Babies and small children love routine: it helps them to make sense of their world and gives definition and shape to their day. This is as true of bedtime as of any other part of the day.

A clear routine will help your child to understand that in the daily sequence of events, the next stage is bed and sleep. Understanding this will in itself go some way towards setting her up for a good night's sleep. You can also take your routine with you when you go away, making it easier to settle your child in unfamiliar places.

Establishing a successful routine
Your bedtime routine should be predictable and enjoyable; it should also aim to calm your child down, rather than get her excited. Possible elements include:

  • Tidying away toys.
  • A relaxing bath.
  • A drink (your baby should only have milk or water after her teeth have been brushed).
  • A bedtime story.

It doesn't matter exactly what you do: what is important is that you do the same things in the same order every night, preferably at the same time. (You may also find that putting your baby down for her daytime naps at the same time every day helps her bedtime become more settled.)
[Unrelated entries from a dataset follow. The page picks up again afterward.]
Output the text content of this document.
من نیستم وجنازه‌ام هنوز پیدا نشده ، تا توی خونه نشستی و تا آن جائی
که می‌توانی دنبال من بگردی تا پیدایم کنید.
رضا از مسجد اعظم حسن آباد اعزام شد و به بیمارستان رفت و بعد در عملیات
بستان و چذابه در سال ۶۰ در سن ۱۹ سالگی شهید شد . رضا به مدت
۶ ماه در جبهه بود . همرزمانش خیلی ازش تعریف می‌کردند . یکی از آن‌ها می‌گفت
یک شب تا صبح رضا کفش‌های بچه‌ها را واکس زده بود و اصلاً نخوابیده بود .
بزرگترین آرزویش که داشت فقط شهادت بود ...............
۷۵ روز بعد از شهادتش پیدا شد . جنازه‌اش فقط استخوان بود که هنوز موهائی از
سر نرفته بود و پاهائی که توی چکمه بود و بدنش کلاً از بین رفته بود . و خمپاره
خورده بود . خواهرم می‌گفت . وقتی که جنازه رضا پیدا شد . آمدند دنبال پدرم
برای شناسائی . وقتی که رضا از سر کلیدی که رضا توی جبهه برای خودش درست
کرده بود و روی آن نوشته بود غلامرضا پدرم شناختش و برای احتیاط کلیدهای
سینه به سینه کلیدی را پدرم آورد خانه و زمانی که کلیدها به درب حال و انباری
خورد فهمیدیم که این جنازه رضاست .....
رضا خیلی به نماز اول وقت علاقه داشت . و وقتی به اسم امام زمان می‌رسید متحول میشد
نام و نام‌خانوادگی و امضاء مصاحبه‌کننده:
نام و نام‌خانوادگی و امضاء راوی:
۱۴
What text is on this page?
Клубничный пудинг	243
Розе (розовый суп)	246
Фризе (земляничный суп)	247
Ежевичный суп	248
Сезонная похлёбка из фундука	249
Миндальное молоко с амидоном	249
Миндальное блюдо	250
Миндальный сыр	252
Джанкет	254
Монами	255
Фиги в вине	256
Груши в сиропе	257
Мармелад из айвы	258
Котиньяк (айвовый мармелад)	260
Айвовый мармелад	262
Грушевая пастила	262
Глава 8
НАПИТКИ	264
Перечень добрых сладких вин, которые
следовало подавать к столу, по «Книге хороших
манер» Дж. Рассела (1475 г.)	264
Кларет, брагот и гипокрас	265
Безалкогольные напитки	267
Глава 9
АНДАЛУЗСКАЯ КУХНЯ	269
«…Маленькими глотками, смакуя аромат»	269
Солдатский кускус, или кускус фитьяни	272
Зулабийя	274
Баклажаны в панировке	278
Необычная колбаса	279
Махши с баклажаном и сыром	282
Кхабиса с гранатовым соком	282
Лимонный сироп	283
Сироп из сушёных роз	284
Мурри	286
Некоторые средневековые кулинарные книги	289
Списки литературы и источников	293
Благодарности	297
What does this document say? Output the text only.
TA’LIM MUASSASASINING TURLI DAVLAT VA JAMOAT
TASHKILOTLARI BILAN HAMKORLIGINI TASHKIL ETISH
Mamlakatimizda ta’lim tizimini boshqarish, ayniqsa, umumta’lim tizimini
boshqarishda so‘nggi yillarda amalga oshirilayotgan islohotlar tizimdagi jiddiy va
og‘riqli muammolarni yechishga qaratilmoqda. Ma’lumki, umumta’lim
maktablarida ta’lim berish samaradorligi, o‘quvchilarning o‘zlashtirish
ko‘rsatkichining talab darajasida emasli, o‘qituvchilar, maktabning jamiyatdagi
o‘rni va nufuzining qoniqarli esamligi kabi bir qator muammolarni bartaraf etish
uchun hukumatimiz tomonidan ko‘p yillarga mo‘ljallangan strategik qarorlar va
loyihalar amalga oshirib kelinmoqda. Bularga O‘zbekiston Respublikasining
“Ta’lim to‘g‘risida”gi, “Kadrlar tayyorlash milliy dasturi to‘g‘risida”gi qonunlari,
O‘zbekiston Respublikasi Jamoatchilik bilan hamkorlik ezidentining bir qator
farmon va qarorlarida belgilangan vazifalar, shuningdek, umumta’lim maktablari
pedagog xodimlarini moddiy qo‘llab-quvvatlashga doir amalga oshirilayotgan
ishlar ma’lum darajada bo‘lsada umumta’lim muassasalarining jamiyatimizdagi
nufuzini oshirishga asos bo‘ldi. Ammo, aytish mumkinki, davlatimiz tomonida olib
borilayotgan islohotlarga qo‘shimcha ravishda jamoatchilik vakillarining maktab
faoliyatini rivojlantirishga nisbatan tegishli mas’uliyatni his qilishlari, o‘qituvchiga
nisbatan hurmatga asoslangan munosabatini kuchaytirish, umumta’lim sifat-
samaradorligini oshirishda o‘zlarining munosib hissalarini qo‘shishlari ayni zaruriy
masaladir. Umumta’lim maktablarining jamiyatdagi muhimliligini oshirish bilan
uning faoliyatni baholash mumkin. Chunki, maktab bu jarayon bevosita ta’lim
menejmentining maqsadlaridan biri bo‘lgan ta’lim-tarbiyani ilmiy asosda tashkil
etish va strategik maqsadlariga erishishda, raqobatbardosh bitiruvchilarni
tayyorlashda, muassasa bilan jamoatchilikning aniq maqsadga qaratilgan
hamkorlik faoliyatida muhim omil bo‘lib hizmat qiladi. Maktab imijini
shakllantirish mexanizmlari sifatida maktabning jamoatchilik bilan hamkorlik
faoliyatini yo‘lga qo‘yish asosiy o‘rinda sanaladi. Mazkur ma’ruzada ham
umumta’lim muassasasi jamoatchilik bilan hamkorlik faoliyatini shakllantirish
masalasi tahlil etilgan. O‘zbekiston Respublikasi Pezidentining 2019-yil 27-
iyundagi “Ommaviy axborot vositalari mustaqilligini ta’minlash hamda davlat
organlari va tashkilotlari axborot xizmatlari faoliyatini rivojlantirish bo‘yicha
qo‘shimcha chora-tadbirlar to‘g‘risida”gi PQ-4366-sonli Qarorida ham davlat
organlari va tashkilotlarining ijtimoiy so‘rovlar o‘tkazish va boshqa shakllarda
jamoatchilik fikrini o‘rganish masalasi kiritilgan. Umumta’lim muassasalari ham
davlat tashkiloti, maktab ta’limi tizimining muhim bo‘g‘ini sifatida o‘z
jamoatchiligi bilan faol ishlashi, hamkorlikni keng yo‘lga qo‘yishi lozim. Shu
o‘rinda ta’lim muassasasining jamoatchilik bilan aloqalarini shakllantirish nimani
Once your routine is well established, you can be a little more flexible - for example, you may feel that on some nights your child is too tired for a bath - but aim to be consistent for the first few months.

Very small babies
Some parents wait until their child is a few months old before establishing a bedtime routine, but there is no reason why you can't adopt one from the start. However, with a tiny baby, you need to give some thought to the timing of your routine.

You may decide to implement it in the early evening and treat all changes and feeds from then on as night activities. Alternatively, as 70 per cent of babies sleep from roughly midnight until 5am by the age of 3 months, you may want to run your bedtime routine just before the start of this 'core' sleep and then move it forward by half an hour every few days to extend her night sleep time gradually.